Quand tu te choppes une maladie comme un cancer, il se passe une chose très désagréable: tu te trouves projeté dans le monde des gens qui n'ont pas de chance.
Je ne vous parle pas des gens qui sont tout le temps en train de se plaindre du moindre souci de leur vie, comme du métro qui est encore en retard par exemple,
vous connaissez d'ailleurs mon opinion à ce sujet.
Non, je vous parle des gens qui n'ont vraiment pas de chance. Des gens qui se rendent tout à coup compte que non, cela n'arrive pas qu'aux autres, que non, après-demain ne sera pas forcément meilleur si on se sort les doigts.
Pour moi cela a évidement commencé avec l'annonce de ma maladie.
Les premiers jours, les médecins ne savaient pas quel type de leucémie j'avais et me disaient qu'il y avait 20% de chances que j'ai le fameux "chromosome de Philadelphie" qui complique sérieusement le traitement et le pronostic.
Quand tu es habitué à une vie de chance, tu te dis, "20% c'est que dalle, no soucy". Avec quand même une petite voie dans la tête qui te murmure "Oui, mais tu avais une chance sur dix mille de te chopper une leucémie, donc on va continuer à serrer (pardon, croiser) tout ce qu'on peut serrer, ok?".
Et ça ne loupe pas, tu as le chromosome de Philadelphie et tu comprends que non, tout ne se passera pas forcément bien même si on l'espère assez fort, finalement. Et puis la vie continue, les emmerdes s'accumulent (les assureurs sont définitivement des vampires, croyez-moi), et tu te dis, "c'est bon, le bout du tunnel, je suis pas près de le voir sans lumière blanche". Pardonnez le jeu de mot macabre.

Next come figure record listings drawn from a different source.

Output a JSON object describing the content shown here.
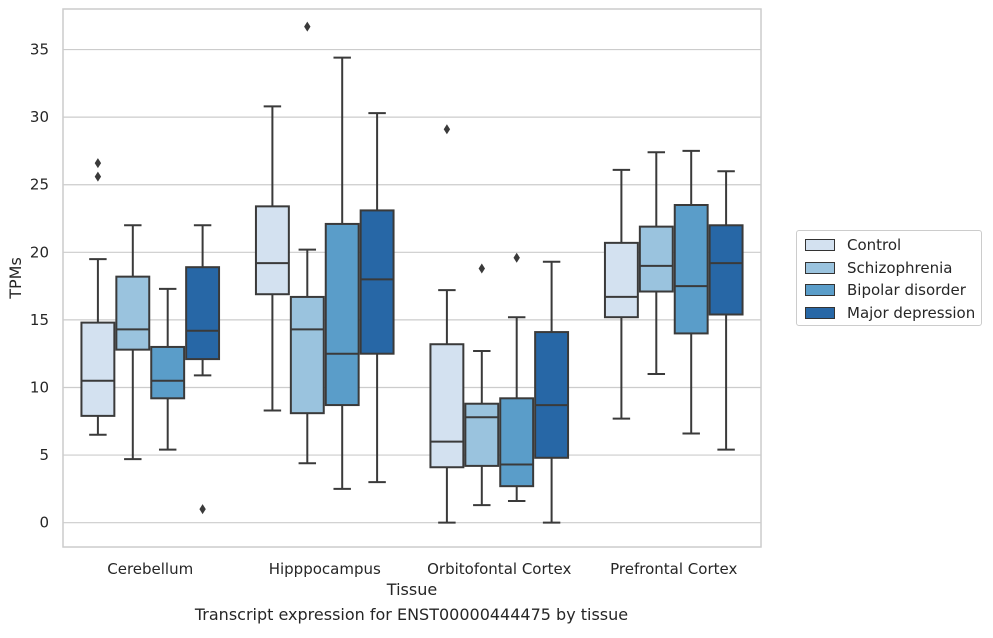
{
  "chart_data": {
    "type": "box",
    "xlabel": "Tissue",
    "ylabel": "TPMs",
    "caption": "Transcript expression for ENST00000444475 by tissue",
    "ylim": [
      -1.8,
      38.0
    ],
    "yticks": [
      0,
      5,
      10,
      15,
      20,
      25,
      30,
      35
    ],
    "grid": "horizontal",
    "legend_position": "right",
    "categories": [
      "Cerebellum",
      "Hipppocampus",
      "Orbitofontal Cortex",
      "Prefrontal Cortex"
    ],
    "series": [
      {
        "name": "Control",
        "color": "#d3e1f0",
        "boxes": [
          {
            "whisker_low": 6.5,
            "q1": 7.9,
            "median": 10.5,
            "q3": 14.8,
            "whisker_high": 19.5,
            "outliers": [
              25.6,
              26.6
            ]
          },
          {
            "whisker_low": 8.3,
            "q1": 16.9,
            "median": 19.2,
            "q3": 23.4,
            "whisker_high": 30.8,
            "outliers": []
          },
          {
            "whisker_low": 0.0,
            "q1": 4.1,
            "median": 6.0,
            "q3": 13.2,
            "whisker_high": 17.2,
            "outliers": [
              29.1
            ]
          },
          {
            "whisker_low": 7.7,
            "q1": 15.2,
            "median": 16.7,
            "q3": 20.7,
            "whisker_high": 26.1,
            "outliers": []
          }
        ]
      },
      {
        "name": "Schizophrenia",
        "color": "#9ac3de",
        "boxes": [
          {
            "whisker_low": 4.7,
            "q1": 12.8,
            "median": 14.3,
            "q3": 18.2,
            "whisker_high": 22.0,
            "outliers": []
          },
          {
            "whisker_low": 4.4,
            "q1": 8.1,
            "median": 14.3,
            "q3": 16.7,
            "whisker_high": 20.2,
            "outliers": [
              36.7
            ]
          },
          {
            "whisker_low": 1.3,
            "q1": 4.2,
            "median": 7.8,
            "q3": 8.8,
            "whisker_high": 12.7,
            "outliers": [
              18.8
            ]
          },
          {
            "whisker_low": 11.0,
            "q1": 17.1,
            "median": 19.0,
            "q3": 21.9,
            "whisker_high": 27.4,
            "outliers": []
          }
        ]
      },
      {
        "name": "Bipolar disorder",
        "color": "#5a9dc9",
        "boxes": [
          {
            "whisker_low": 5.4,
            "q1": 9.2,
            "median": 10.5,
            "q3": 13.0,
            "whisker_high": 17.3,
            "outliers": []
          },
          {
            "whisker_low": 2.5,
            "q1": 8.7,
            "median": 12.5,
            "q3": 22.1,
            "whisker_high": 34.4,
            "outliers": []
          },
          {
            "whisker_low": 1.6,
            "q1": 2.7,
            "median": 4.3,
            "q3": 9.2,
            "whisker_high": 15.2,
            "outliers": [
              19.6
            ]
          },
          {
            "whisker_low": 6.6,
            "q1": 14.0,
            "median": 17.5,
            "q3": 23.5,
            "whisker_high": 27.5,
            "outliers": []
          }
        ]
      },
      {
        "name": "Major depression",
        "color": "#2767a6",
        "boxes": [
          {
            "whisker_low": 10.9,
            "q1": 12.1,
            "median": 14.2,
            "q3": 18.9,
            "whisker_high": 22.0,
            "outliers": [
              1.0
            ]
          },
          {
            "whisker_low": 3.0,
            "q1": 12.5,
            "median": 18.0,
            "q3": 23.1,
            "whisker_high": 30.3,
            "outliers": []
          },
          {
            "whisker_low": 0.0,
            "q1": 4.8,
            "median": 8.7,
            "q3": 14.1,
            "whisker_high": 19.3,
            "outliers": []
          },
          {
            "whisker_low": 5.4,
            "q1": 15.4,
            "median": 19.2,
            "q3": 22.0,
            "whisker_high": 26.0,
            "outliers": []
          }
        ]
      }
    ]
  }
}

Et c'est le premier piège de ces foutues maladies: te faire perdre l'espoir en te faisant croire que tu es un crasseux. Car tout le monde le dit, moi le premier: le moral, c'est 50% de la bataille.
Alors même si tu as l'impression d'être un sale poissard, il faut garder un moral d'acier, et le miracle, c'est que si tu tiens suffisamment longtemps, l'univers fini par te lâcher les baskets. C'est comme s'il te disait, "c'est bon mon pote, sors du ring, je fais monter quelqu'un d'autre".
Hier l'univers à fini par me lâcher miennes, de baskets, in style. Et croyez moi, de la bonne nouvelle, dessous, il y en a un paquet.
- J'ai reçu mon renouvellement d'autorisation de travailler, vous expliquer pourquoi c'est cool c'est un peu compliqué, mais retenez juste que en gros ça veut dire que je continue d’être soigné et de recevoir un peu de sous
- Celia a eu son permis de conduire haut la main (96/100, comme moi il y a deux ans)
- Qwest a réparé ma connexion internet et j'ai maintenant une vitesse correcte, croyez moi quand vous passez une heure sur Skype par jour, c'est de la putain de bonne nouvelle
- Et le meilleur pour la fin: on m'a trouvé un donneur de moelle parfait, un match 10/10! Ce qui était loin d'être gagné car j'ai apparemment un type HLA rare.
Rendez-vous compte: il y avait une chance sur 12 millions que j'ai un jumeau génétique quelque part. Et j'en ai un.
On dirait que les affaires reprennent :).